Acting Chancellor of University of Maryland, College Park
- In office 1974–1975
- Preceded by: Charles E. Bishop
- Succeeded by: Robert Gluckstern

Personal details
- Born: June 13, 1936 Hagerstown, Maryland
- Died: July 28, 2014 (aged 78) Laurel, Maryland
- Alma mater: University of Maryland Harvard University

= John W. Dorsey =

American academic administrator (1936–2014)

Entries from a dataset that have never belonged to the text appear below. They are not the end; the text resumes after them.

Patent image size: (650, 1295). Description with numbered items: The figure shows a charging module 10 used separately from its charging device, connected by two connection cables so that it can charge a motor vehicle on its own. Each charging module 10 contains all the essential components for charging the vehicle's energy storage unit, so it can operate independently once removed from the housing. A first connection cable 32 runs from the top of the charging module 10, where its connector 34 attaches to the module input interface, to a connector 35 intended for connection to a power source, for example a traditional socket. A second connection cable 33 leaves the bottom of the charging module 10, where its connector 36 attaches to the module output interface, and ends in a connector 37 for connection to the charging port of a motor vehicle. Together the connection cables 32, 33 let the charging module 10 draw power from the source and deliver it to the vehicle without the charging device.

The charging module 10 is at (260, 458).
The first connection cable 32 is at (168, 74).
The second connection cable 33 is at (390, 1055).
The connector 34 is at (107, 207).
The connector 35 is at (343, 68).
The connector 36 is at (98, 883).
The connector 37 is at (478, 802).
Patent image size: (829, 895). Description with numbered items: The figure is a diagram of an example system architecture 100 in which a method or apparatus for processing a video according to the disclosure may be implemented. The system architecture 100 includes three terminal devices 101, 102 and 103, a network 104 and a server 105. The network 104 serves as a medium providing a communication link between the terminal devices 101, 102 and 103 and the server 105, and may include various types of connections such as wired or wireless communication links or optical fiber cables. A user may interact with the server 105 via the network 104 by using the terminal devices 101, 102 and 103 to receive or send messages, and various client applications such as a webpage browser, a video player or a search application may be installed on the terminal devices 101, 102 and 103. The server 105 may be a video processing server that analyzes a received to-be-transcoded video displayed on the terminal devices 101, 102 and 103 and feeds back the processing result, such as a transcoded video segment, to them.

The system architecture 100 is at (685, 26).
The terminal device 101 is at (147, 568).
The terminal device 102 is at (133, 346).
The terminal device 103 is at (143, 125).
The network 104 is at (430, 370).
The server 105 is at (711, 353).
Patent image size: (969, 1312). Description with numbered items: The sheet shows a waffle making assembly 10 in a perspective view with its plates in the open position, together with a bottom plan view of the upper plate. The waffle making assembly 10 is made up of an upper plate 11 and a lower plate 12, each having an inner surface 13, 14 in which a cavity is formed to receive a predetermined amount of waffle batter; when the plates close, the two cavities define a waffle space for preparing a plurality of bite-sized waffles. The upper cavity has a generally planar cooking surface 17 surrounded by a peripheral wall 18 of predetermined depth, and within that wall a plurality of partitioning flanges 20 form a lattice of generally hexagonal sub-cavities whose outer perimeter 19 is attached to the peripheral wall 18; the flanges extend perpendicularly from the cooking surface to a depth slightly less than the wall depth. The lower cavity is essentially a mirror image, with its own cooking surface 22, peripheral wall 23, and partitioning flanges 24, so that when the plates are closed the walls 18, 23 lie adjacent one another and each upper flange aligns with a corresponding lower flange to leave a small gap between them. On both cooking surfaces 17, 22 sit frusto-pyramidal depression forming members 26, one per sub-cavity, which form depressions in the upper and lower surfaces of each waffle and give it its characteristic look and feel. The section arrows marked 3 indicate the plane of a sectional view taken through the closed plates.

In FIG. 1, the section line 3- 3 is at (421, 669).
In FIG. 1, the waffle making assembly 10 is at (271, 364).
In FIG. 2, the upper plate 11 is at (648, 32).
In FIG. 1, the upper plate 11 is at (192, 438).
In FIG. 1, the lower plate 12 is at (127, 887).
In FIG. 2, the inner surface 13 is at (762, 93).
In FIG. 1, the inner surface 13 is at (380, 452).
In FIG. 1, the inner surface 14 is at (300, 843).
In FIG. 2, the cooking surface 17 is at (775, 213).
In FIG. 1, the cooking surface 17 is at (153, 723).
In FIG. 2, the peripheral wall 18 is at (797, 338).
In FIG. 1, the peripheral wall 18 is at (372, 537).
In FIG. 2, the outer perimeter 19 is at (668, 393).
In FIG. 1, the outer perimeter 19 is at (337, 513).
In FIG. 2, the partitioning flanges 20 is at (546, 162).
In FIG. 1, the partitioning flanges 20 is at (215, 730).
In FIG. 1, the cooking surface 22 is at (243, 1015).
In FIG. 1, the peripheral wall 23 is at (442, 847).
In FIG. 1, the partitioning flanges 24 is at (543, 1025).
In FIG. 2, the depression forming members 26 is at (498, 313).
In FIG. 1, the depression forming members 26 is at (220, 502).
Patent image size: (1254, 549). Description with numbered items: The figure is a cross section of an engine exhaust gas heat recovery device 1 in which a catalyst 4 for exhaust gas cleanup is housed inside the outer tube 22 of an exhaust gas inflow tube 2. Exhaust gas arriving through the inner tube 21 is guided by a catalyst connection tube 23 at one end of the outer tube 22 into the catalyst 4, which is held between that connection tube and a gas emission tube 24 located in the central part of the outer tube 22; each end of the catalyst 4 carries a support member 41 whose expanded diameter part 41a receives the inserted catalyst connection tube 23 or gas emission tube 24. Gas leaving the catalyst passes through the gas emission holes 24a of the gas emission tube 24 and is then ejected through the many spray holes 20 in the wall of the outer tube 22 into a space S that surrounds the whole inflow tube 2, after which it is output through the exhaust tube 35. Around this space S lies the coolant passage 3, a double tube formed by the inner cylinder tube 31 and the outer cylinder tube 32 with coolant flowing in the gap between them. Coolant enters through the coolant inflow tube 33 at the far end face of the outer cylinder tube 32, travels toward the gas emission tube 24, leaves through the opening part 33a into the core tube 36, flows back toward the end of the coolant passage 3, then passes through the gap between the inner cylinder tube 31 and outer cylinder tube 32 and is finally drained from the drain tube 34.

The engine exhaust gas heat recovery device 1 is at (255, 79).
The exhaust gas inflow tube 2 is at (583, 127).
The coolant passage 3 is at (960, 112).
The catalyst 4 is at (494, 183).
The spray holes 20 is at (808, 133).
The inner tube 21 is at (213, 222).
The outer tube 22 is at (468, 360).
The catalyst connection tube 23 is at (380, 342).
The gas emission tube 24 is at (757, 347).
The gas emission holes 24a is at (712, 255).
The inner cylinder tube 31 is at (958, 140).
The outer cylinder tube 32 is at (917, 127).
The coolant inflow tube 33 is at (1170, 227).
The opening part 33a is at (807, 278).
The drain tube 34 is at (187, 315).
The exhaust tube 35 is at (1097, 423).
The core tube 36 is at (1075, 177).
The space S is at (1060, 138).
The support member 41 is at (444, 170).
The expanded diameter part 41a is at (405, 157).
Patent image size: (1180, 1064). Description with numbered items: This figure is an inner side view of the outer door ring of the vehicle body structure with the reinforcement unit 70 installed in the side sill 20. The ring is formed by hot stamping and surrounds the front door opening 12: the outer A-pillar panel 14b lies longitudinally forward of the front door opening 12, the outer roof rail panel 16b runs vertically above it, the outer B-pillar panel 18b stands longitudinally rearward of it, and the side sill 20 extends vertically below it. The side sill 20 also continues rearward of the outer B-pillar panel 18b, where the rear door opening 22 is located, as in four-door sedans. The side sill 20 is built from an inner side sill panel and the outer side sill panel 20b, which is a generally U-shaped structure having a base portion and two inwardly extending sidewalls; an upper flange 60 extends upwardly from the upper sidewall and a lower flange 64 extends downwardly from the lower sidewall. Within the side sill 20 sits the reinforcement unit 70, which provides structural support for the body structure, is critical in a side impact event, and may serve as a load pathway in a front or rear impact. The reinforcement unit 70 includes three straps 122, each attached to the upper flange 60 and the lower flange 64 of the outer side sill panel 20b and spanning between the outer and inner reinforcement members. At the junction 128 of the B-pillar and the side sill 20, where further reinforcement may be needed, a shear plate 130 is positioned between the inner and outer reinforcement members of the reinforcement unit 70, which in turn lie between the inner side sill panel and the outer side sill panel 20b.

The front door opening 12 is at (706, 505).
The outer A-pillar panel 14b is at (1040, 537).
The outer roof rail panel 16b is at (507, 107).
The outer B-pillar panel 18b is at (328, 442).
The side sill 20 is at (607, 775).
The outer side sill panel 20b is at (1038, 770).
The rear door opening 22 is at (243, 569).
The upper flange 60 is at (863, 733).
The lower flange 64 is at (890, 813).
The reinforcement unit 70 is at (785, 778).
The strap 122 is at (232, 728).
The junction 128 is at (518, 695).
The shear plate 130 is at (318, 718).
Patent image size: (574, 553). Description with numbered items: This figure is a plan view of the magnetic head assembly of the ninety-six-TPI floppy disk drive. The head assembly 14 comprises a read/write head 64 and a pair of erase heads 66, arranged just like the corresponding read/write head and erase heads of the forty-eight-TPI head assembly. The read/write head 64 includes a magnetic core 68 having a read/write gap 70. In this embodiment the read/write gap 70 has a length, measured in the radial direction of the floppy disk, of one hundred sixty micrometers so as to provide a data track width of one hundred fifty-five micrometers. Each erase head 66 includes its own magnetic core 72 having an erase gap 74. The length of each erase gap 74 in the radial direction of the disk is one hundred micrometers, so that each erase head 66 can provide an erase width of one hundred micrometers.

John Wesley Dorsey Jr. (June 13, 1936 – July 28, 2014) served as the acting President of the University of Maryland, College Park from 1974 to 1975 and as the acting chancellor of the university from August 1974 to June 1975.

==Biography==
Dorsey was born in Maryland in 1936 and graduated from the University of Maryland with a B.S. in economics in 1958. He continued to attend graduate school at Harvard University receiving an M.A. in 1962 and a Ph.D. in economics in 1964 and later receiving a certificate from the London School of Economics. Dorsey started teaching at College Park as an assistant professor in 1963 and became director of the Bureau of Business and Economic Research in 1966. Dorsey served as the vice chancellor for administrative affairs from 1970 to 1977, and then became the chancellor of the University of Maryland, Baltimore County. From 1986 to 1989, he was Special Assistant to the President of the university. In 1989, he returned to the Department of Economics at the University of Maryland from which he retired as an emeritus professor in 2001. Dorsey has worked as a SECU Board member since 1975, serving as chairman for four years and as Vice Chairman for six years. He died of respiratory failure on July 28, 2014.